Facebook Takes The Fast Lane To Boring

I agree with Sam Gustin when he says that yesterday’s Facebook Developer Conference in San Francisco was in the end a snoozer, but not because CEO Mark Zuckerberg failed on stage.

First of all, saying the event itself was sleep-inducing is just factually incorrect. Before and after the keynote they played music so loud that a deaf person would complain. I was alarmed and somewhat panicked by the noise, but certainly not sleepy. And on a more serious note, Zuckerberg himself was much more at ease and charismatic on stage than I’ve ever seen him previously. He’s no Steve Jobs yet, but he’s no slouch, either.

I left the event feeling fairly upbeat about Facebook. They sent a clear message to developers that they need to build compelling apps and learn to play nice. And they created a clear reward and punishment system to deal with both ends of the spectrum.

But I’ve learned that I need period of reflection after these super-shows before I can really digest what happened. And after reflecting, I’m feeling more than a little let down by Facebook’s product focus and ability to execute.

Snatching Mediocrity From The Jaws Of Victory

A year ago Facebook set the Internet on fire with the launch of Facebook Platform. Competitors rushed to respond, and since then Facebook has been on a tear.

Facebook has all the momentum as the worlds largest social network (if not the most valuable), and they’ve always been willing to launch bold and controversial new products that change the way people perceive the company (News Feeds, Platform, Beacon).
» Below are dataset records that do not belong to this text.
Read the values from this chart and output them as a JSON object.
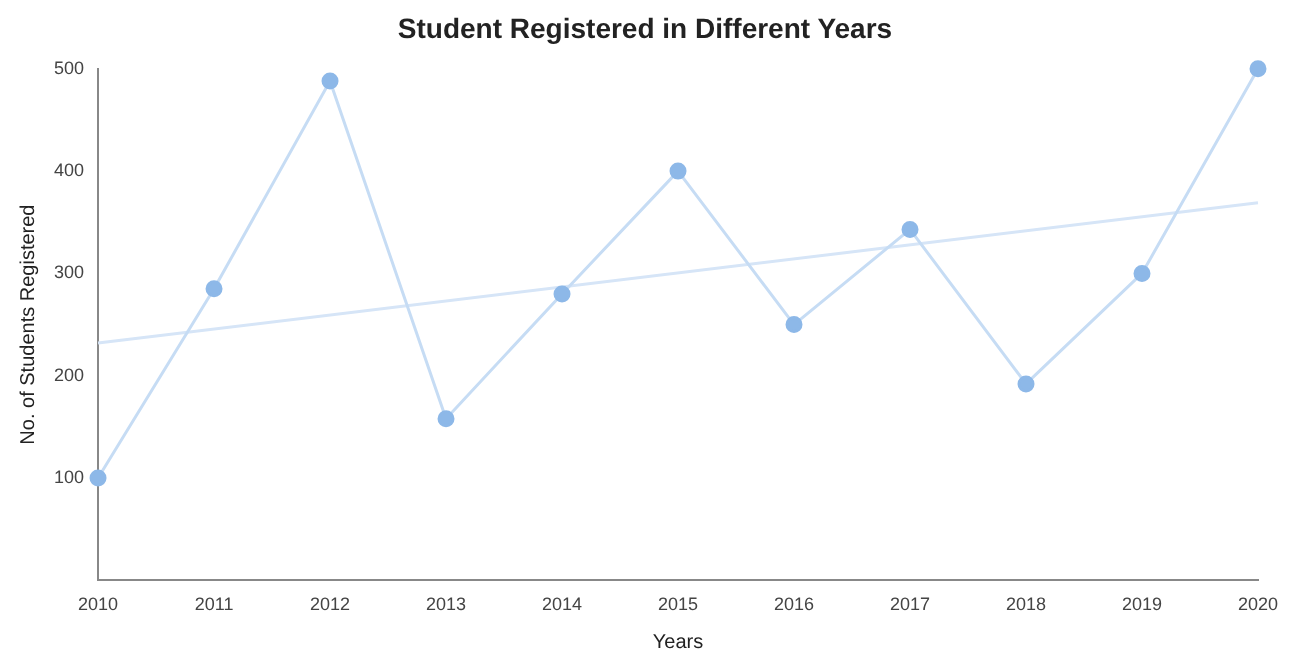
{
  "chart_data": {
    "type": "line",
    "title": "Student Registered in Different Years",
    "xlabel": "Years",
    "ylabel": "No. of Students Registered",
    "x": [
      2010,
      2011,
      2012,
      2013,
      2014,
      2015,
      2016,
      2017,
      2018,
      2019,
      2020
    ],
    "xlim": [
      2010,
      2020
    ],
    "xticks": [
      2010,
      2011,
      2012,
      2013,
      2014,
      2015,
      2016,
      2017,
      2018,
      2019,
      2020
    ],
    "ylim": [
      0,
      500
    ],
    "yticks": [
      100,
      200,
      300,
      400,
      500
    ],
    "grid": false,
    "legend": false,
    "series": [
      {
        "type": "line",
        "color": "#c6dcf4",
        "marker": "circle",
        "values": [
          100,
          285,
          488,
          158,
          280,
          400,
          250,
          343,
          192,
          300,
          500
        ]
      },
      {
        "type": "line",
        "color": "#d6e5f7",
        "marker": "none",
        "x": [
          2010,
          2020
        ],
        "values": [
          232,
          369
        ]
      }
    ]
  }
}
Everyone looks to them to see what comes next. When rumors surfaced in May that they were going to announce Facebook Connect, a way for third party sites to integrate their services with Facebook profile data, Google and MySpace rushed to announce their own versions of the product, with nearly identical features and, in the case of Google (Friend Connect), a suspiciously similar name.

But today they were not bold, and they did not act like thought leaders. There was no controversial but exciting new product experiment unleashed on a gushing audience. Instead, there were minor tweaks to a platform that needs a major overhaul.

Facebook Connect, the most exciting new product on the agenda, is still vaporware. A parade of partners came out on stage to talk about all the great things they’ll do when it eventually launches this Fall. Meanwhile, Google’s product is in working alpha, and MySpace has fully launched Data Availability.

The new three tier ranking system for apps, which we first wrote about in March, addresses the problem of black hat developers, but it may create more pain than it’s worth. Developers have long complained that Facebook plays favorites.

More disappointing is what Facebook didn’t announce today. No payments platform, even though developers are begging for a way to make money beyond pitifully-low (and falling) CPM ads.

Nor did Facebook address their now quaint and basically unusable messaging system, even though MySpace paved the way for them by implementing Gears nearly two months ago.

Facebook also didn’t take the opportunity today to make amends with Google and cross-integrate their products. Competition is fine, but users are best served with interoperable products. In effect, Facebook is continuing to tell their users exactly what they can and cannot do with their own data.

Finally, Facebook chastised developers who build slow applications, telling them that they need to speed things up and think about scaling. But user complaints about the slowness of Facebook in general are on the upswing. Perhaps its time for the company to listen to its own advice.

Suddenly Facebook is acting more like a company with lots to lose (and therefore defend) rather than a scrappy young underdog startup looking to shake things up, capture our imagination and change the world. It’s time for them to be audacious again, and take some risk. Otherwise, they risk becoming simply boring. And that’s the fast lane to mediocrity.